Jakże wielkie było zdziwienie chłopaka, który ujrzał mnie brudną i płaczącą.
- Co Ci się stało Soohe. - przykucnął przede mną, oglądając moją twarz i dłonie. - Chodź. - wziął mnie szybko na ręce i wniósł do domu. Stawiając mnie na korytarzu, pozbył się moich butów i odprowadził do kuchni. Gdy tylko usiadłam, przyniósł miskę z wodą i zaczął ocierać moją twarz.
- Jak to się stało? - zapytał. Był najwyraźniej zmartwiony.
- Muszę porozmawiać z Jeonggukiem. - wydukałam, pociągając nosem.

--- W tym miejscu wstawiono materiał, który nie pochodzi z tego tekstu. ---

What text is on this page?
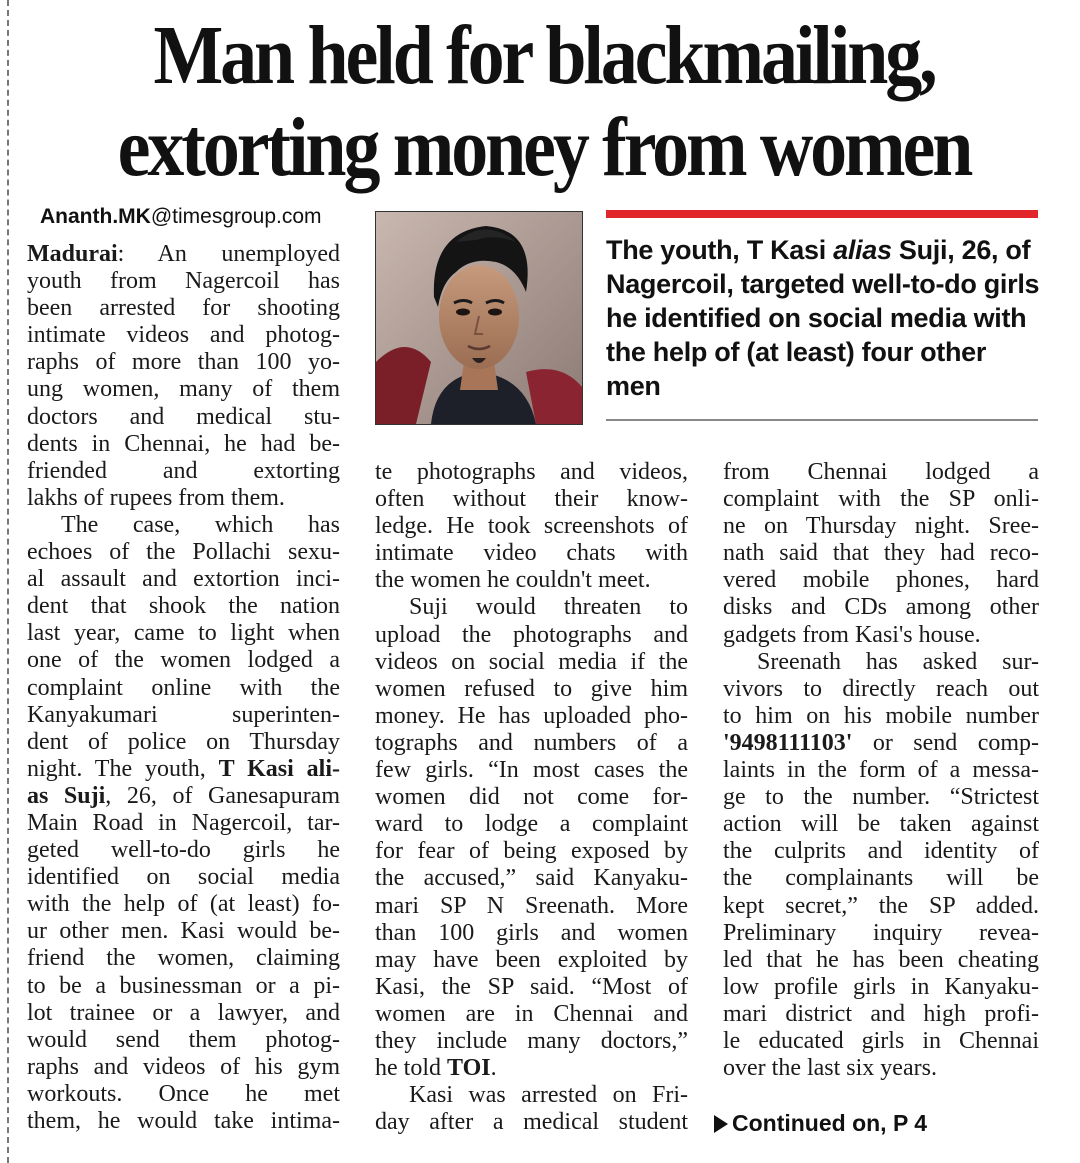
Man held for blackmailing,
extorting money from women
Ananth.MK@timesgroup.com
The youth, T Kasi alias Suji, 26, of Nagercoil, targeted well-to-do girls he identified on social media with the help of (at least) four other men
Madurai: An unemployed
youth from Nagercoil has
been arrested for shooting
intimate videos and photog-
raphs of more than 100 yo-
ung women, many of them
doctors and medical stu-
dents in Chennai, he had be-
friended and extorting
lakhs of rupees from them.
The case, which has
echoes of the Pollachi sexu-
al assault and extortion inci-
dent that shook the nation
last year, came to light when
one of the women lodged a
complaint online with the
Kanyakumari superinten-
dent of police on Thursday
night. The youth, T Kasi ali-
as Suji, 26, of Ganesapuram
Main Road in Nagercoil, tar-
geted well-to-do girls he
identified on social media
with the help of (at least) fo-
ur other men. Kasi would be-
friend the women, claiming
to be a businessman or a pi-
lot trainee or a lawyer, and
would send them photog-
raphs and videos of his gym
workouts. Once he met
them, he would take intima-
te photographs and videos,
often without their know-
ledge. He took screenshots of
intimate video chats with
the women he couldn't meet.
Suji would threaten to
upload the photographs and
videos on social media if the
women refused to give him
money. He has uploaded pho-
tographs and numbers of a
few girls. “In most cases the
women did not come for-
ward to lodge a complaint
for fear of being exposed by
the accused,” said Kanyaku-
mari SP N Sreenath. More
than 100 girls and women
may have been exploited by
Kasi, the SP said. “Most of
women are in Chennai and
they include many doctors,”
he told TOI.
Kasi was arrested on Fri-
day after a medical student
from Chennai lodged a
complaint with the SP onli-
ne on Thursday night. Sree-
nath said that they had reco-
vered mobile phones, hard
disks and CDs among other
gadgets from Kasi's house.
Sreenath has asked sur-
vivors to directly reach out
to him on his mobile number
'9498111103' or send comp-
laints in the form of a messa-
ge to the number. “Strictest
action will be taken against
the culprits and identity of
the complainants will be
kept secret,” the SP added.
Preliminary inquiry revea-
led that he has been cheating
low profile girls in Kanyaku-
mari district and high profi-
le educated girls in Chennai
over the last six years.
Continued on, P 4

- Soohe, co się stało, proszę powiedz mi. - dotknął mojej ręki, a ja wzdrygnęłam.
- Nie chciałam tu przychodzić. - przyznałam, czując kolejną falę łez. - Nie znamy się.
- Nie gadaj głupot, proszę cię. - powiedział, odkładając szmatkę do wody. - Może się nie znamy, może nie wiemy o sobie za dużo, ale nigdy nie odmówimy Ci pomocy. - jego ramie mimowolnie objęło mnie, a chłopak przysunął się trochę bliżej. - Uspokój się, nikt cię tu nie skrzywdzi.

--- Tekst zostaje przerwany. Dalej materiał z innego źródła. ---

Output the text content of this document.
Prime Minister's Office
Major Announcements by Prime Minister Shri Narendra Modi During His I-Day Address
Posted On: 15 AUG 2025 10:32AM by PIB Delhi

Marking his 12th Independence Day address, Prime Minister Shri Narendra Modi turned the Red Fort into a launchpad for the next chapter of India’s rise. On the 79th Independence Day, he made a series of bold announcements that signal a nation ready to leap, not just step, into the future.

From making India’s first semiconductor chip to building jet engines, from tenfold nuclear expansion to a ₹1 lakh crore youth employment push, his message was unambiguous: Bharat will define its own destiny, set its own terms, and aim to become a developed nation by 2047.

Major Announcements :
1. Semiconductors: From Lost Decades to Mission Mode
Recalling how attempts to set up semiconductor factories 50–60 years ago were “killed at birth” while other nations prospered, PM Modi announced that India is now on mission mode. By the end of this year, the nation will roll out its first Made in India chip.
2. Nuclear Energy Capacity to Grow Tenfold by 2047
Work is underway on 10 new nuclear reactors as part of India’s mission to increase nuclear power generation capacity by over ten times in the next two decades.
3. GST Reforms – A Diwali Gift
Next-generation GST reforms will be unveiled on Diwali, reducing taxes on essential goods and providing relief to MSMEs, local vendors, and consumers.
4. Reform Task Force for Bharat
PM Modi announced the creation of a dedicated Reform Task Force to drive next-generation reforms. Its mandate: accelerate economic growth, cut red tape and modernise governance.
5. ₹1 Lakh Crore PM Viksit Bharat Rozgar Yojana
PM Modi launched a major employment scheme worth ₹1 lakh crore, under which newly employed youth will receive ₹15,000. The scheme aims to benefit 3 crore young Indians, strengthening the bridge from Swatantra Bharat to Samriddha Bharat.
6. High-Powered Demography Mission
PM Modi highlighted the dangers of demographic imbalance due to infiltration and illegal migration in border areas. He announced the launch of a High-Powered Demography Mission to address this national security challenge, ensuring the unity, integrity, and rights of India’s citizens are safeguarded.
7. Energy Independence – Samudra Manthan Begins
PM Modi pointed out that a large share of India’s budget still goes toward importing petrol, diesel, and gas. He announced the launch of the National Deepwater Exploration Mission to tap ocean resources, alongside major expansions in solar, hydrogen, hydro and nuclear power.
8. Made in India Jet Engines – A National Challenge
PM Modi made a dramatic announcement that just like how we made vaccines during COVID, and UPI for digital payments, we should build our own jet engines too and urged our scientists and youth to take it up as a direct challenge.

Jego ciało przez dłuższą chwilę było napięte, pod wpływem chwili chłopak jednak rozluźnił się, a ja zatopiłam się w jego koszulce.
- Soohe?
Oderwałam się od bruneta i spoglądając w stronę korytarza, zobaczyłam w nim Jeongguka.
Łzy po raz kolejny napłynęły mi do oczu, a chłopak skierował się w moją stronę.
- Soohe. - powiedział cicho, otaczając mnie swoimi ramionami i głaszcząc po włosach. - Co się stało? Jin, zostaw nas samych. - skierował się do chłopaka, który momentalnie wyszedł z kuchni na jego prośbę.
- N-napadł mnie. - wydukałam najciszej jak mogłam.
- Napadł? - uniósł się chłopak. - Kto?
- Chciał się wczoraj włamać. - pociągnęłam nosem. - Jeongguk, proszę, pomóż mi. - po raz kolejny się rozpłakałam.
- Pomogę, spokojnie, tylko spokojnie. - pogłaskał mnie po głowie, a do kuchni znów wrócił Jin. Chłopak wyglądał na przerażonego.
- Obudzę Namjoona. - powiedział, po czym znów zniknął, wracając po chwili z roztrzęsionym Namjoonem.
- Powiedz mi proszę, że nic Ci się nie stało. - dobiegł do mnie i chwycił moją twarz w swoje dłonie.
- Wszystko w porządku. - powiedziałam, ocierając łzy i trąc zmęczone oczy.
- Chłopaki, wyjdźcie, muszę porozmawiać z Soohe sam na sam. - spojrzał stanowczo w ich stronę. Gdy tylko zostaliśmy sami, Namjoon podał mi tabletki przeciwbólowe i uspokajające. Nim zdążyłam popić je wodą, usiadł naprzeciwko i westchnął.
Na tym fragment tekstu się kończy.